Blood glucose, how to keep it under control with food

Blood glucose, how to keep it under control with food

Keeping blood sugar under control is useful to everyone, not just diabetics, to avoid dysfunctions and weight gain. Here's how.

Diabetes, alarm bells: discover the symptoms

Whether you are diabetic or not, avoiding blood sugar spikes is essential for maintaining your health and your line. With a few little tricks you can keep your blood sugar level under control.

Fibers and carbohydrates
The increase in glucose in the blood results in the body's production of insulin, the hormone that intervenes precisely to absorb glucose. If the insulin is high, it promotes weight gain, because it facilitates the storage of sugar in the form of fat. By lowering the level of glucides in the blood, this hormone gives rise immediately to a sense of hunger and therefore leads to eating more and therefore putting the line further at risk. Introducing more fiber helps to ensure that the sugar is not immediately absorbed and circulated. Simply choose whole foods instead of refined ones, and accompany them with vegetables. An example? Pasta (or rice) wholemeal with vegetables. Starting each meal with raw vegetables is a great way to keep your blood sugar at bay.

Fats and carbohydrates
Fats help reduce the glycemic index, as long as they are consumed without exceeding. Seasoning your dishes with extra-virgin olive oil or consuming nuts in moderation are good eating habits. Speaking of carbohydrates, in addition to choosing whole grains, it is good to keep in mind that grain cereals (but also pasta) have a lower glycemic index than bread and pizza, obtained by processing the flour produced by the cereals themselves.
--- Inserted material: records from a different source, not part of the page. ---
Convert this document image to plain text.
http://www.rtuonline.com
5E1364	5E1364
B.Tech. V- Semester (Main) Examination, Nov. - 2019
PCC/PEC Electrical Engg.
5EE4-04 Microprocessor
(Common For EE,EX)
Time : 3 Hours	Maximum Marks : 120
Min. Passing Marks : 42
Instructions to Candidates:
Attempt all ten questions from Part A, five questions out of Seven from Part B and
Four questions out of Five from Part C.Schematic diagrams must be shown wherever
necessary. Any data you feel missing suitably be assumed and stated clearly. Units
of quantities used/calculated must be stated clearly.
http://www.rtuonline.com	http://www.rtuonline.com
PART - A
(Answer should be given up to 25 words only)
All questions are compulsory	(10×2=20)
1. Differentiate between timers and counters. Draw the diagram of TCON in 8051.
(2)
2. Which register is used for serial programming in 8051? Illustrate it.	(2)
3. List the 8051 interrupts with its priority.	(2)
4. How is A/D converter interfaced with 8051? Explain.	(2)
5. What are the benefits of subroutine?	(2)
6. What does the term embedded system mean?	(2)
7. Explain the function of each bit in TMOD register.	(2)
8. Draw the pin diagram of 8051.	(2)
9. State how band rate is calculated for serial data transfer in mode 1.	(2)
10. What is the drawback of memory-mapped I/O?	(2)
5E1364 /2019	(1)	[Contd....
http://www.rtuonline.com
Foods that are more difficult to chew
Very cooked pasta is easier to chew, but it is also more starchy and therefore has a greater impact on blood sugar than pasta al dente, where starch is less accessible to gastric juices. In the same way, foods more difficult to chew shift the glycemic indexes less than those readily assimilated. Any examples? Better to eat whole or chopped potatoes (for example boiled or baked) than in mashed potatoes, as well as whole fruit compared to pureed ones.